Putin droht, Kiew unter Feuer
Russland verschärft im Ukraine-Krieg den Ton: Kremlchef Wladimir Putin droht Kiew nach Angriffen auf Ölraffinerien und Logistikzentren mit einer harten Reaktion. Während des Besuchs von Deutschlands Außenminister Johann Wadephul wurde der Vorort Boryspil beschossen.
Foto: Wikimedia Commons / Пресс-служба Президента России, CC BY 4.0
Im Krieg gegen die Ukraine verschärft Wladimir Putin erneut die Rhetorik. Der Kremlchef drohte Kiew mit einer harten Reaktion Moskaus und warf der Ukraine vor, mit Angriffen auf Ölraffinerien und Logistikzentren eine gefährliche neue Phase ausgelöst zu haben. Damit steigt die Spannung in einem Konflikt, der auch abseits der Front weiter eskaliert.
Beschuss während des Kiew-Besuchs
Besonders brisant: Während des Besuchs von Deutschlands Außenminister Johann Wadephul in Kiew wurde der Vorort Boryspil laut Bericht mit ballistischen Raketen angegriffen. Aus Berlin kam dabei eine klare politische Botschaft Richtung Moskau: Wadephul zeigte sich überzeugt, dass die Ukraine gewinnen wird.

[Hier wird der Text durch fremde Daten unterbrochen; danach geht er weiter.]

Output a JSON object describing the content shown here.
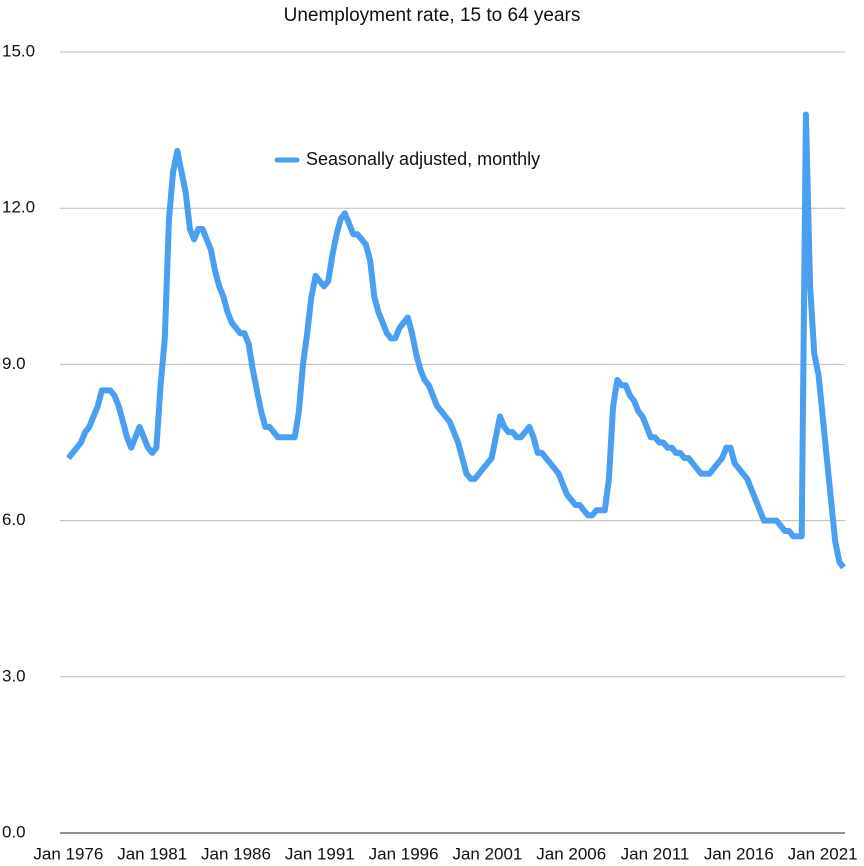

Der Newsticker berichtet zugleich von weiteren Opfern auf beiden Seiten. Sowohl in der Ukraine als auch in Russland gab es mehrere Tote. Zudem wurden russische Angriffe auf Kiew und Saporischja gemeldet. Auch aus Mykolajiw wurde über Tote nach einem russischen Angriff berichtet. EU-Außenbeauftragte Kaja Kallas sprach in diesem Zusammenhang von gezieltem Terror.
Die wichtigsten Punkte im Überblick
- Putin droht der Ukraine nach Angriffen auf russische Infrastruktur.

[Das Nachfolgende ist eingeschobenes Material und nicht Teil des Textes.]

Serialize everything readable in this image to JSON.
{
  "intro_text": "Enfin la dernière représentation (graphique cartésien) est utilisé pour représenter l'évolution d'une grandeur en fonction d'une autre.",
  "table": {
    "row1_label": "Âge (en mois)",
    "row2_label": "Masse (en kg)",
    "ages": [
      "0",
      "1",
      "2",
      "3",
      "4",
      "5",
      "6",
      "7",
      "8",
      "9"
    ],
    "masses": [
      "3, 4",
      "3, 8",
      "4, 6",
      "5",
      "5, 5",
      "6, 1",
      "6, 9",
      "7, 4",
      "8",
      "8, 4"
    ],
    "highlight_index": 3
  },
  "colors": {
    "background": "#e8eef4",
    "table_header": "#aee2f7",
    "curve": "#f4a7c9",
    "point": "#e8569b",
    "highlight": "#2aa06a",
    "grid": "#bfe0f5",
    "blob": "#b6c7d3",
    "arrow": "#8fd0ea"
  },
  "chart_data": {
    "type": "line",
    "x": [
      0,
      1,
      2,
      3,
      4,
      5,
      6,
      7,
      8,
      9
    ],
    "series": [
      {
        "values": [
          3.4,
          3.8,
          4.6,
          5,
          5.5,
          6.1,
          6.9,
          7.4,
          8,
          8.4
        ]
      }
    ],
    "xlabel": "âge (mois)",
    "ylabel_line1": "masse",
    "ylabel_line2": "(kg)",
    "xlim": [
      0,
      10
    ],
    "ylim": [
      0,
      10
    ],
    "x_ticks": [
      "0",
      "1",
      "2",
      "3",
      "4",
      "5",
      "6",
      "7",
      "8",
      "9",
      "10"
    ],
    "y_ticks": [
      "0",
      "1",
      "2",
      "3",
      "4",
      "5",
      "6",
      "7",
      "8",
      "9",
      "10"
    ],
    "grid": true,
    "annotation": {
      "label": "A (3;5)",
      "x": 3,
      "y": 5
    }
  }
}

- Während Wadephuls Besuch wurde der Kiewer Vorort Boryspil beschossen.
- Aus Deutschland kam die Aussage, dass die Ukraine den Krieg gewinnen werde.
- Aus beiden Ländern wurden erneut Todesopfer gemeldet.
Neben der militärischen Lage bleibt auch die humanitäre Situation dramatisch. Laut dem Bericht sind weiterhin Millionen Menschen auf Unterstützung angewiesen, oft ohne verlässlichen Zugang zu Strom, Heizung oder medizinischer Versorgung. Hilfsorganisationen sammeln deshalb weiter Spenden für die betroffene Zivilbevölkerung in der Ukraine und in ausgewählten Nachbarländern.